May I know why not with JACK ? If I need to make it with JACK, GNU
radio should run as a client and output to JACK input port and
another client which does the audio control loop and send the output
for playback. May be its not required, if we can make a sink block
with ALSA and implement the audio control loop.

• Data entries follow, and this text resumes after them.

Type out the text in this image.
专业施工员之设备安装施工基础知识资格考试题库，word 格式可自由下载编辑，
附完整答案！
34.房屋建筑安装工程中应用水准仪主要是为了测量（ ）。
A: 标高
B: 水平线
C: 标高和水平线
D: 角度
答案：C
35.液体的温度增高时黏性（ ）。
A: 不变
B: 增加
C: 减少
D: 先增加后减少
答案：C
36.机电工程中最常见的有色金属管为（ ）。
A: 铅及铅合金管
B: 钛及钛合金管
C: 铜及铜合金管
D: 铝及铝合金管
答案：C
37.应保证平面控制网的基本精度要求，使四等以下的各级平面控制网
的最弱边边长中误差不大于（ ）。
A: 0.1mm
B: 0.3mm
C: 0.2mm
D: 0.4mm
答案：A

Here, I need your inputs. Can you please state the requirements. How
it has to be in GNU radio chain etc.
-ben
------------------------------------------------------------------------
*From:* USRP-users <usrp-users-boun...@lists.ettus.com> on behalf of
Marcus Müller via USRP-users <usrp-us...@lists.ettus.com>
*Sent:* Tuesday, September 19, 2017 2:10 AM
*To:* usrp-us...@lists.ettus.com; GNURadio Discussion List
*Subject:* Re: [USRP-users] Audio Control loop testing
Hi Ben,
that's the old multi-clock problem we've been talking about multiple
times – it's hard to even define what the "correct" clock is, so you
usually just settle on recovering the transmitter clock and, if you
were doing this in hardware, would derive the audio DAC's clock from
that.
In a software receiver, you need to estimate the offset of the audio
DAC clock from the sender's audio clock. That's hard to do properly,
because these clock offsets might be to fine to do it with general
purpose PC CPU software. But we've talked about all that before on
the Discuss-gnuradio list!
As a way around that, you might use the same clock to derive the RF
receiver's sampling clock and the audio DAC's sampling clock. You
then get a direct relation between RF sampling and audio playback,
for example "every 1 million RF samples, I need to produce one audio
sample". Fons and I really tried to explain that in about 20 emails
on discuss-gnuradio. So, I think we've covered the stage of "any
suggestions on this would be helpful" pretty well. It is a hard
problem, and there's a solid chance you can't solve it for all use
cases in software. There's also a solid chance you might be able to
solve it for a specific use case, but that would require you to
become an expert on multi-rate processing and clock matching, and
frankly, you're not showing much progress at that over last 10 months.
Best regards,
Marcus
On 09/16/2017 05:38 AM, Benny Alexandar via USRP-users wrote:
Hi,
I want to create an artificial audio drift in transmitter side and
test it using my audio control loop in receiver. This is what I'm
planning.
Take an audio wav file which is sampled at 12 kHz. Re sample it such
that the sample rate is now having a drift of 100 ppm, ie with
sample frequencies with an error up to 12000*100e-6 is 1.2Hz in case
of 12kHz sample frequency. Now transmit this audio file using Gnu
radio and USRP.
Receiver does the channel decoding and audio decoding.
So in this most extreme case the receiver drifts with more than one
sample per second, so after an hour it is drifted by 1.2*3600 = 4320
samples
If the receiver doesn't have an audio control loop then it will go
into under run. By enabling the audio control loop i can check the
drift compensation.
Any suggestions on this method of testing.